Discussion Questions
-
Google described their 2019 result as a "Wright brothers moment" for quantum computing. Is this analogy apt? The Wright brothers' flight was 12 seconds and 120 feet — useless by any practical standard — but it proved powered flight was possible. Does the Sycamore experiment prove something analogous?
-
If classical simulation of a quantum circuit takes 15 hours on a GPU cluster while the quantum computer takes 200 seconds, is that quantum advantage? What if the GPU cluster costs \$100 and the quantum computer costs \$15 million?
-
The "quantum advantage treadmill" — the need to keep improving quantum hardware to stay ahead of classical algorithms — is sometimes seen as a problem. Could it also be a benefit? How does the competition between quantum and classical methods improve both?
-
Preskill has said that we are in the "NISQ era" — an era of noisy, intermediate-scale quantum devices that may or may not deliver practical value. What would it take to exit the NISQ era? What milestone would mark the beginning of the fault-tolerant era?
-
China has invested heavily in quantum computing (Jiuzhang, Zuchongzhi) while the US leads in commercial quantum computing (IBM, Google, Quantinuum). How does geopolitical competition shape the quantum advantage race? Is this competition productive or distorting?
Further Reading
- Arute, F. et al. (2019). "Quantum supremacy using a programmable superconducting processor." Nature, 574, 505-510.

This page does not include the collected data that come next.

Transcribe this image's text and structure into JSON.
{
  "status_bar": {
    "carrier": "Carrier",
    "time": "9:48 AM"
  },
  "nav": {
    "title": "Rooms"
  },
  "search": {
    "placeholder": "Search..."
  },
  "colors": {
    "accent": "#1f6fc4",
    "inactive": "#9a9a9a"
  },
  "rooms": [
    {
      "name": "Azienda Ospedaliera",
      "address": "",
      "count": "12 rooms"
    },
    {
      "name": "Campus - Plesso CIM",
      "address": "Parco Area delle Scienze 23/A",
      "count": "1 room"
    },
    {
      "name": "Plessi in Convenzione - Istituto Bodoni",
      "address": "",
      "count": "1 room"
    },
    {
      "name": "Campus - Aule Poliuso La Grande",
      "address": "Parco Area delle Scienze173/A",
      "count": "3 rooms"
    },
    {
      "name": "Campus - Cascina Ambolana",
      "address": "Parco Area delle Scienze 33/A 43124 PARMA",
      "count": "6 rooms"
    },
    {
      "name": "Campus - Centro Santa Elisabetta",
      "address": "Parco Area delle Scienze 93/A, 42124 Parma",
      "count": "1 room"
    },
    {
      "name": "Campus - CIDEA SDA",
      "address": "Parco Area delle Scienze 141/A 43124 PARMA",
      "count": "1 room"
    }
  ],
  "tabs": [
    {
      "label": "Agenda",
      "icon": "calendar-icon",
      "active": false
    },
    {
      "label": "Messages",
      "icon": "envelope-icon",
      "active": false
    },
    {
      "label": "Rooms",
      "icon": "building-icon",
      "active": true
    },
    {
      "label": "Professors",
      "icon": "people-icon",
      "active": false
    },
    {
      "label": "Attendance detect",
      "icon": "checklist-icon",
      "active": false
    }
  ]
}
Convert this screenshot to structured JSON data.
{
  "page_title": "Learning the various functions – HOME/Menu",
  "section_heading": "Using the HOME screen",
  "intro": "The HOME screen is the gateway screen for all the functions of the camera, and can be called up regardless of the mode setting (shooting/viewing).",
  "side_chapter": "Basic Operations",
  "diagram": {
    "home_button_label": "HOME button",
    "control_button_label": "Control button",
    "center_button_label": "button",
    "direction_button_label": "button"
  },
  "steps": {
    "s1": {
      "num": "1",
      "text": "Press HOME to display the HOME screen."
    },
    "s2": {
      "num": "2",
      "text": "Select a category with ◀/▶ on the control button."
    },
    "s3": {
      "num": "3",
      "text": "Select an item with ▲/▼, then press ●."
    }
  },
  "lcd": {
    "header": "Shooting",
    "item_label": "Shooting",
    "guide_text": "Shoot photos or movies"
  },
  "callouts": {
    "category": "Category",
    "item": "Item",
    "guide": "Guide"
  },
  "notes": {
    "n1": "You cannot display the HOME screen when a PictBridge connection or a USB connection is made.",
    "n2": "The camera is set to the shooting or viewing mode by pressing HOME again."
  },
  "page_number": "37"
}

- Pednault, E. et al. (2019). "Leveraging secondary storage to simulate deep 54-qubit Sycamore circuits." arXiv:1910.09534.
- Pan, F. & Zhang, P. (2022). "Simulation of quantum circuits using the big-batch tensor network method." Physical Review Letters, 128, 030501.
- Zhong, H.-S. et al. (2020). "Quantum computational advantage using photons." Science, 370, 1460-1463.
- Kim, Y. et al. (2023). "Evidence for the utility of quantum computing before fault tolerance." Nature, 618, 500-505.
- Preskill, J. (2018). "Quantum computing in the NISQ era and beyond." Quantum, 2, 79.
- Aaronson, S. & Arkhipov, A. (2011). "The computational complexity of linear optics." Theory of Computing, 9, 143-252.